Complex Trauma

Not all trauma looks the same. While some people experience a single overwhelming event, many carry the effects of complex trauma—the kind that happens over time, often in relationships where you should have been safe. Childhood neglect, emotional abuse, unstable caregivers, chronic invalidation—these experiences don’t leave a single wound. They shape the way you see yourself, connect with others, and move through the world.

If you’ve ever wondered why you struggle to trust, why your nervous system seems stuck on high alert (or shut down entirely), or why patterns you thought you’d outgrown keep showing up in your closest relationships—complex trauma may be part of your story.

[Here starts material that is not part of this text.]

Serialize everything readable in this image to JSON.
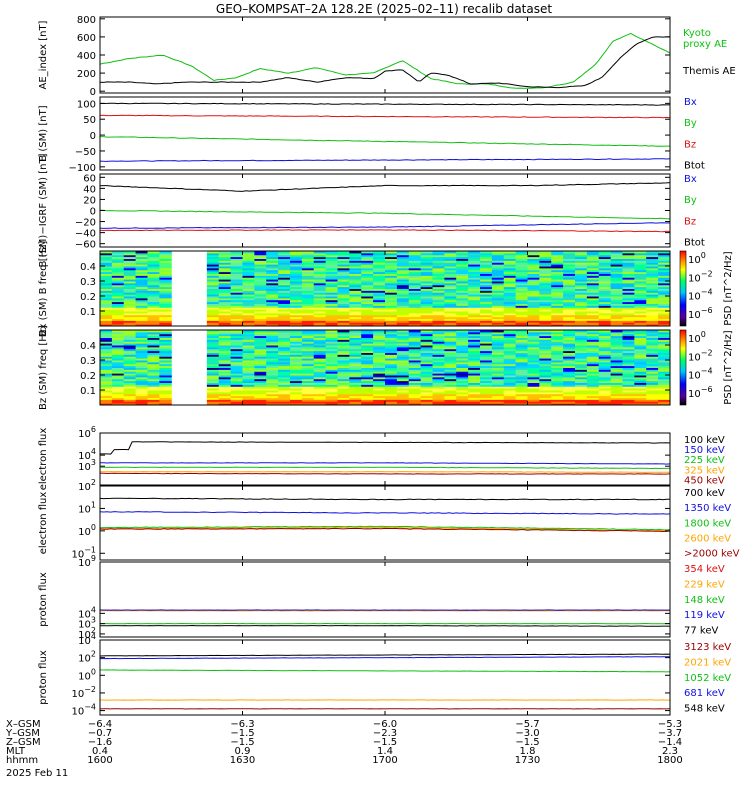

How complex trauma shows up:

  • Relational patterns that feel impossible to break — attracting the same dynamics, over-functioning for others, or finding intimacy terrifying
  • A nervous system that won’t settle — chronic anxiety, hypervigilance, emotional flooding, or the opposite: numbness and disconnection
  • Parts of yourself that feel at war — inner critics, protective walls, shame that doesn’t match your logic
  • Dissociation or feeling unreal — spacing out, losing time, feeling detached from your body or emotions
  • Difficulty knowing what you feel or need — a sense that your own internal world is hard to access or trust

My approach to complex trauma:

Healing complex trauma requires more than insight—it requires working with the body, the nervous system, and the relational patterns that got wired in long ago. I’ve invested deeply in specialized training to offer this kind of care:

  • Accelerated Resolution Therapy (ART) — an evidence-based modality that allows you to reprocess traumatic memories quickly, often without having to verbally relive painful details
  • Dissociation & Complex Trauma training — specialized work in understanding and treating the fragmentation that can result from prolonged traumatic stress
  • Transform Trauma Masters Event (Oxford) — advanced training in Healing Our Relational World, deepening my understanding of how trauma lives in our connections and how healing happens there too
  • Polyvagal theory — the science of how your nervous system responds to safety and threat, and how to help it find regulation again
  • Janina Fisher’s trauma model — a compassionate framework for understanding how trauma creates inner fragmentation and how to work with protective parts without pathologizing them

What healing looks like:

Complex trauma didn’t happen in isolation, and it doesn’t heal in isolation either. Our work together will be relational—a space where you can begin to experience what it feels like to be truly seen, to have your nervous system settle in the presence of another person, and to slowly rewrite the old stories your body has been carrying.

This isn’t about rushing through your pain or “getting over” your past. It’s about building the capacity to be present in your own life—in your body, in your relationships, and in the future you’re creating.